Tuesday, 11 August 2009

Genting offers cheaper exposure to Singapore IR

Genting offers cheaper exposure to Singapore IR

Tags: Genting RWS Singapore IR

Written by Financial Daily
Wednesday, 05 August 2009 12:11

CIMB Research yesterday maintained an outperform call on GENTING BHD [ GENTING 6.210 -0.070 (-1.115%) ] at RM6.30 with a 19% higher target price, calling it a cheaper alternative for indirect exposure to the “promising” Resorts World at Sentosa (RWS) project.

“We are impressed by the speed of work at RWS. We believe that the odds have increased for Genting Singapore Ltd’s RWS to open ahead of its rival. Our earlier estimates are overly conservative given the integrated resort’s (IR) potential for opening before the year is out,” CIMB said in a note.

CIMB raised its price target for Genting to RM9.40 from RM7.90. This was after updating Genting’s sum-of-parts value with its revised target price for Genting Singapore (GS) and its latest market risk premium assumptions.

“Although GS is the listed vehicle with the direct exposure to RWS, its parent Genting offers a cheaper indirect exposure to the promising project,” CIMB said.

Genting’s price-to-earnings (P/E) and price-to-book (P/BV) valuations are at 40% to 50% discounts to Genting Singapore’s ratings, the brokerage house noted.

Nonetheless, it went on to say that Genting Singapore looked more attractive from a price earnings-to-growth (PEG) perspective, trading at less than one time PEG versus the sector’s average of 2.4 times. This, CIMB said, was “not surprising” as Genting Singapore’s three-year earnings per share (EPS) growth potential is “way higher than 100%” while most of its peers are projected to notch only single-digit growth.

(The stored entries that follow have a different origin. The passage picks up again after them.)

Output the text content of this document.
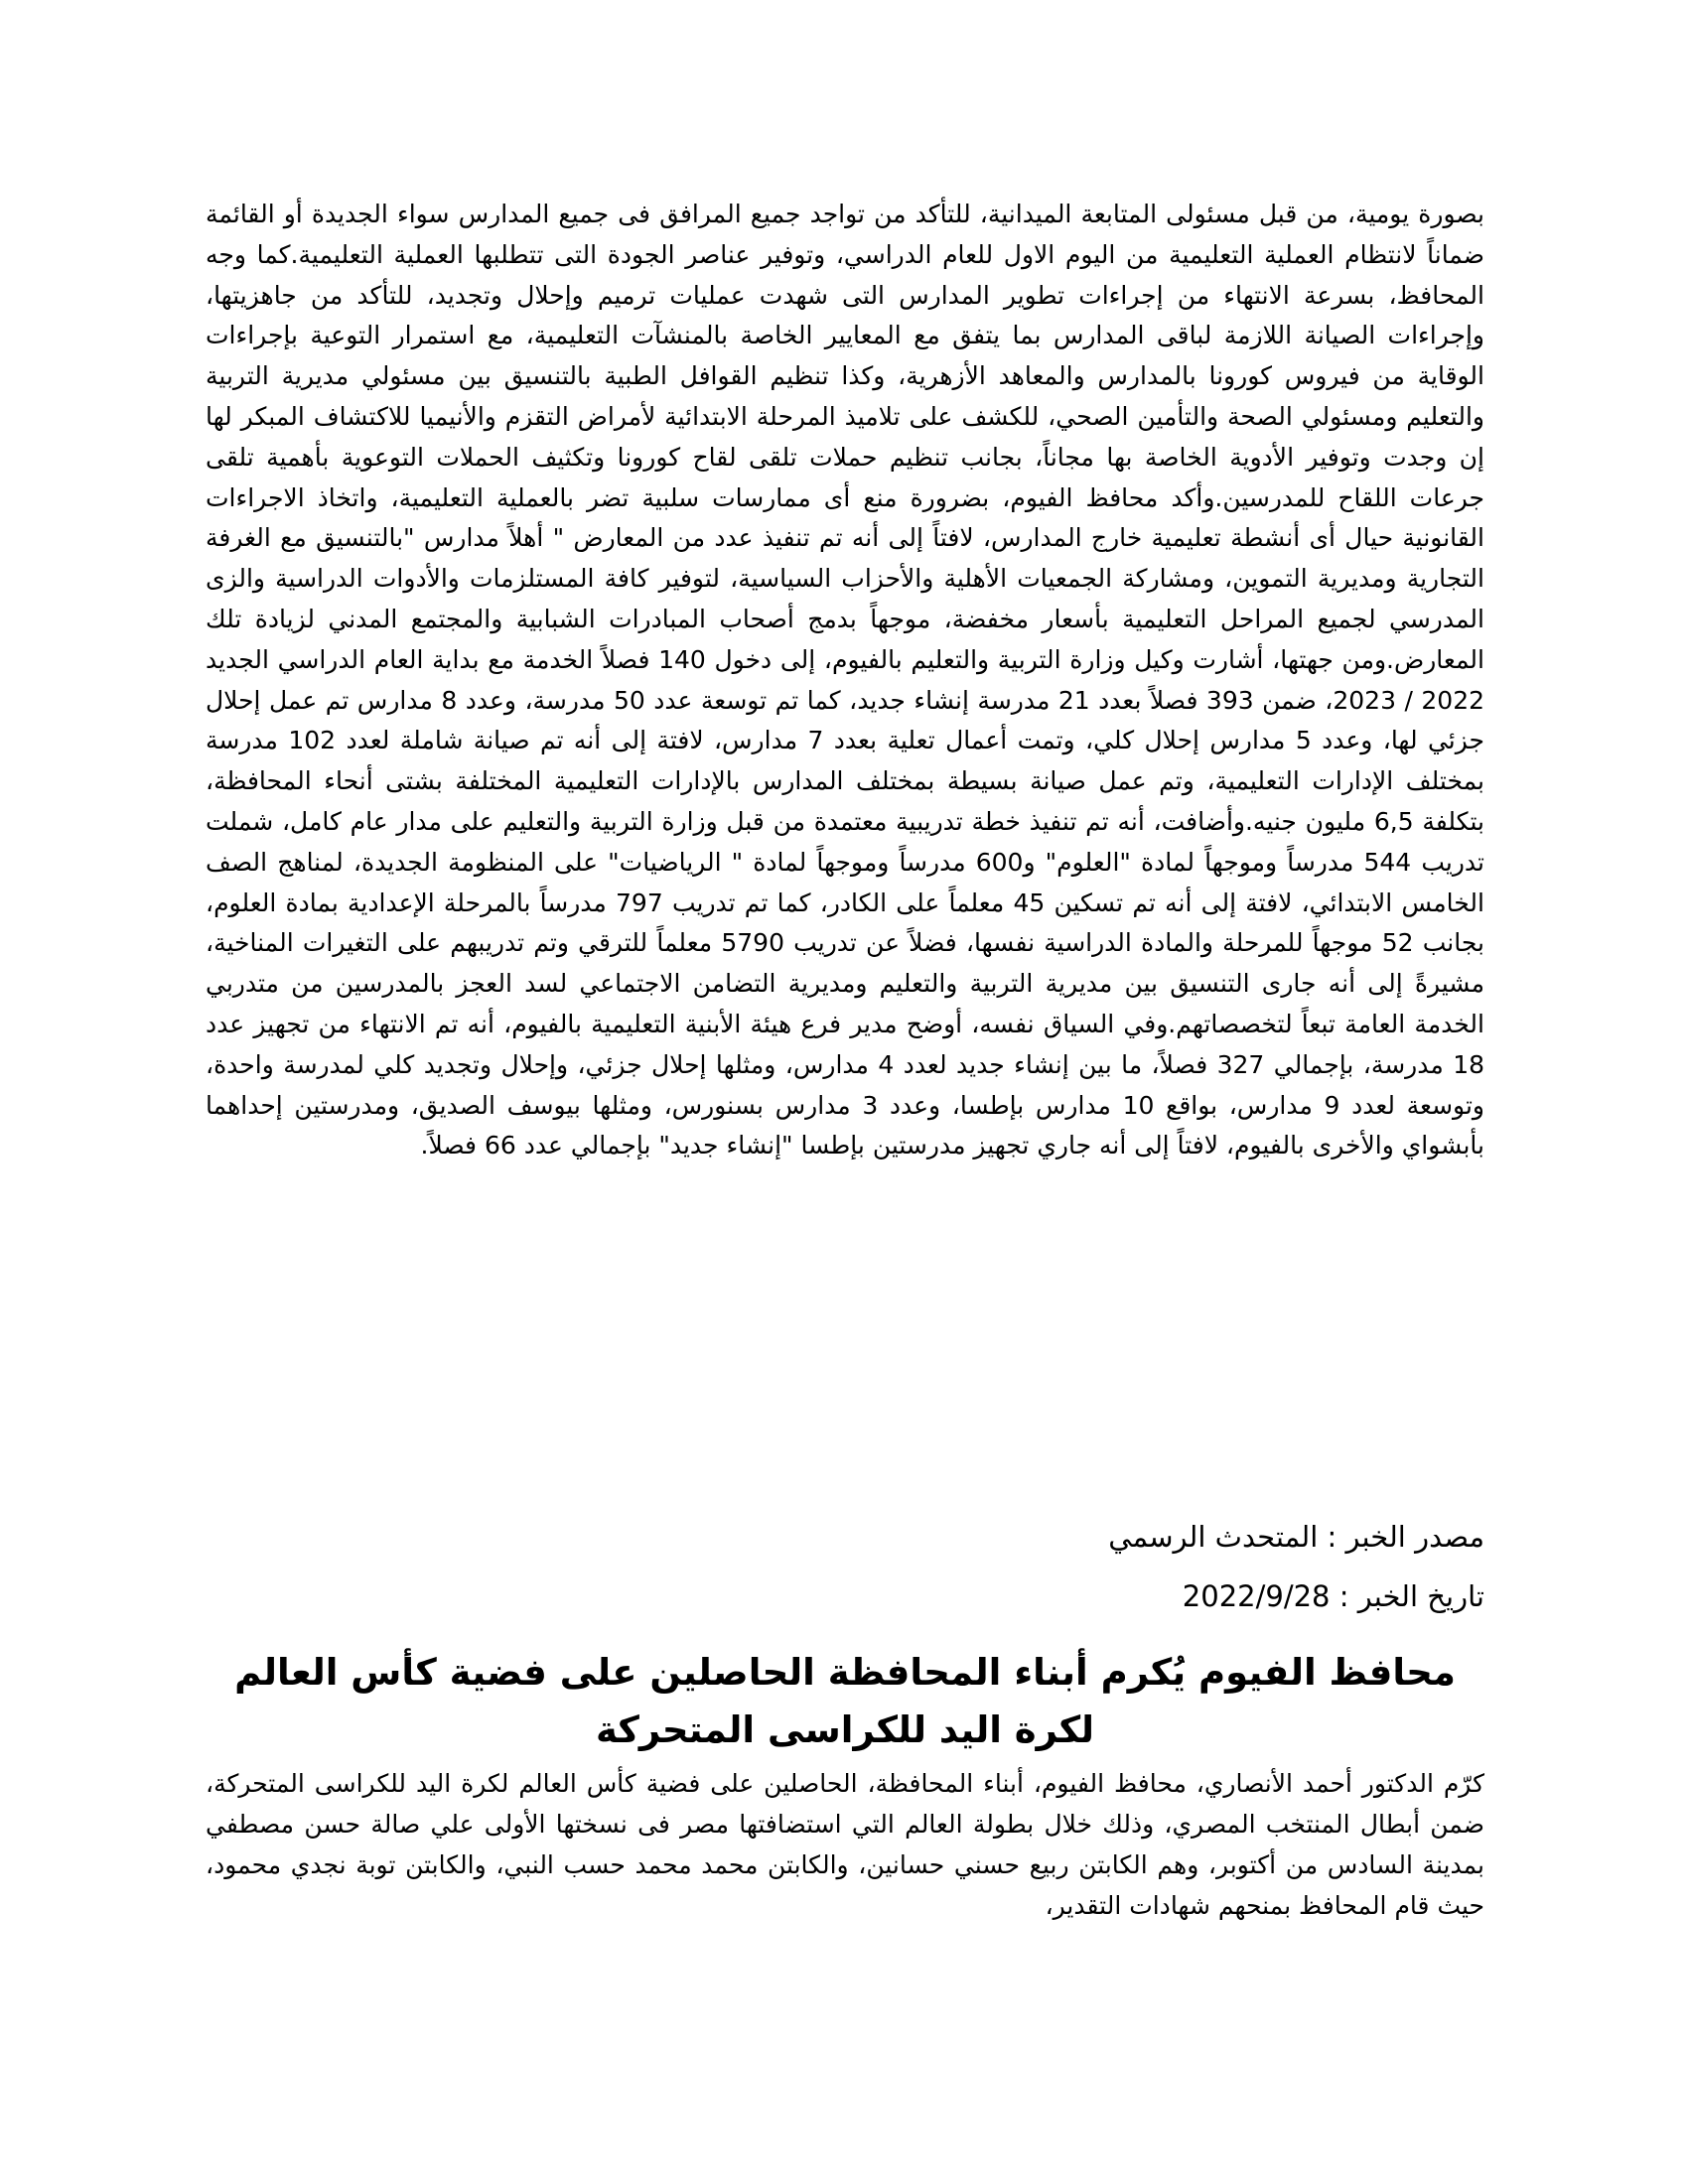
بصورة يومية، من قبل مسئولى المتابعة الميدانية، للتأكد من تواجد جميع المرافق فى جميع المدارس سواء الجديدة أو القائمة ضماناً لانتظام العملية التعليمية من اليوم الاول للعام الدراسي، وتوفير عناصر الجودة التى تتطلبها العملية التعليمية.كما وجه المحافظ، بسرعة الانتهاء من إجراءات تطوير المدارس التى شهدت عمليات ترميم وإحلال وتجديد، للتأكد من جاهزيتها، وإجراءات الصيانة اللازمة لباقى المدارس بما يتفق مع المعايير الخاصة بالمنشآت التعليمية، مع استمرار التوعية بإجراءات الوقاية من فيروس كورونا بالمدارس والمعاهد الأزهرية، وكذا تنظيم القوافل الطبية بالتنسيق بين مسئولي مديرية التربية والتعليم ومسئولي الصحة والتأمين الصحي، للكشف على تلاميذ المرحلة الابتدائية لأمراض التقزم والأنيميا للاكتشاف المبكر لها إن وجدت وتوفير الأدوية الخاصة بها مجاناً، بجانب تنظيم حملات تلقى لقاح كورونا وتكثيف الحملات التوعوية بأهمية تلقى جرعات اللقاح للمدرسين.وأكد محافظ الفيوم، بضرورة منع أى ممارسات سلبية تضر بالعملية التعليمية، واتخاذ الاجراءات القانونية حيال أى أنشطة تعليمية خارج المدارس، لافتاً إلى أنه تم تنفيذ عدد من المعارض " أهلاً مدارس "بالتنسيق مع الغرفة التجارية ومديرية التموين، ومشاركة الجمعيات الأهلية والأحزاب السياسية، لتوفير كافة المستلزمات والأدوات الدراسية والزى المدرسي لجميع المراحل التعليمية بأسعار مخفضة، موجهاً بدمج أصحاب المبادرات الشبابية والمجتمع المدني لزيادة تلك المعارض.ومن جهتها، أشارت وكيل وزارة التربية والتعليم بالفيوم، إلى دخول 140 فصلاً الخدمة مع بداية العام الدراسي الجديد 2022 / 2023، ضمن 393 فصلاً بعدد 21 مدرسة إنشاء جديد، كما تم توسعة عدد 50 مدرسة، وعدد 8 مدارس تم عمل إحلال جزئي لها، وعدد 5 مدارس إحلال كلي، وتمت أعمال تعلية بعدد 7 مدارس، لافتة إلى أنه تم صيانة شاملة لعدد 102 مدرسة بمختلف الإدارات التعليمية، وتم عمل صيانة بسيطة بمختلف المدارس بالإدارات التعليمية المختلفة بشتى أنحاء المحافظة، بتكلفة 6,5 مليون جنيه.وأضافت، أنه تم تنفيذ خطة تدريبية معتمدة من قبل وزارة التربية والتعليم على مدار عام كامل، شملت تدريب 544 مدرساً وموجهاً لمادة "العلوم" و600 مدرساً وموجهاً لمادة " الرياضيات" على المنظومة الجديدة، لمناهج الصف الخامس الابتدائي، لافتة إلى أنه تم تسكين 45 معلماً على الكادر، كما تم تدريب 797 مدرساً بالمرحلة الإعدادية بمادة العلوم، بجانب 52 موجهاً للمرحلة والمادة الدراسية نفسها، فضلاً عن تدريب 5790 معلماً للترقي وتم تدريبهم على التغيرات المناخية، مشيرةً إلى أنه جارى التنسيق بين مديرية التربية والتعليم ومديرية التضامن الاجتماعي لسد العجز بالمدرسين من متدربي الخدمة العامة تبعاً لتخصصاتهم.وفي السياق نفسه، أوضح مدير فرع هيئة الأبنية التعليمية بالفيوم، أنه تم الانتهاء من تجهيز عدد 18 مدرسة، بإجمالي 327 فصلاً، ما بين إنشاء جديد لعدد 4 مدارس، ومثلها إحلال جزئي، وإحلال وتجديد كلي لمدرسة واحدة، وتوسعة لعدد 9 مدارس، بواقع 10 مدارس بإطسا، وعدد 3 مدارس بسنورس، ومثلها بيوسف الصديق، ومدرستين إحداهما بأبشواي والأخرى بالفيوم، لافتاً إلى أنه جاري تجهيز مدرستين بإطسا "إنشاء جديد" بإجمالي عدد 66 فصلاً.

مصدر الخبر : المتحدث الرسمي

تاريخ الخبر : 2022/9/28

محافظ الفيوم يُكرم أبناء المحافظة الحاصلين على فضية كأس العالم لكرة اليد للكراسى المتحركة

كرّم الدكتور أحمد الأنصاري، محافظ الفيوم، أبناء المحافظة، الحاصلين على فضية كأس العالم لكرة اليد للكراسى المتحركة، ضمن أبطال المنتخب المصري، وذلك خلال بطولة العالم التي استضافتها مصر فى نسختها الأولى علي صالة حسن مصطفي بمدينة السادس من أكتوبر، وهم الكابتن ربيع حسني حسانين، والكابتن محمد محمد حسب النبي، والكابتن توبة نجدي محمود، حيث قام المحافظ بمنحهم شهادات التقدير،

Among potential catalysts for Genting include potential mergers and acquisitions (M&As), more news flow on the progress of works at Sentosa IR, and higher weighting in the market benchmark.

“We believe Genting Bhd should trade close to its sum-of-parts (SOP) valuation given that the group is continuously looking to unlock value via the disposal of its non-core assets. Also, discounts usually evaporate during a bullmarket environment. Note that we also value other conglomerates like SIME DARBY BHD [ SIME 8.310 0.030 (0.362%) ] at their SOPs,” CIMB said.

It now prefers Genting Bhd over Genting Malaysia (previously Resorts) as its top pick in the Malaysian gaming sector, given its renewed enthusiasm on RWS’ prospects.

Nonetheless, Genting Malaysia is still an attractive investment proposition, given its resilient domestic operations and its sizeable RM4.86 billion cash hoard which could mean potential M&As and/or higher dividends, CIMB added.

Genting added 10 sen to close at RM6.40 yesterday while Genting Malaysia shed one sen to RM2.92.


This article appeared in The Edge Financial Daily, August 5, 2009.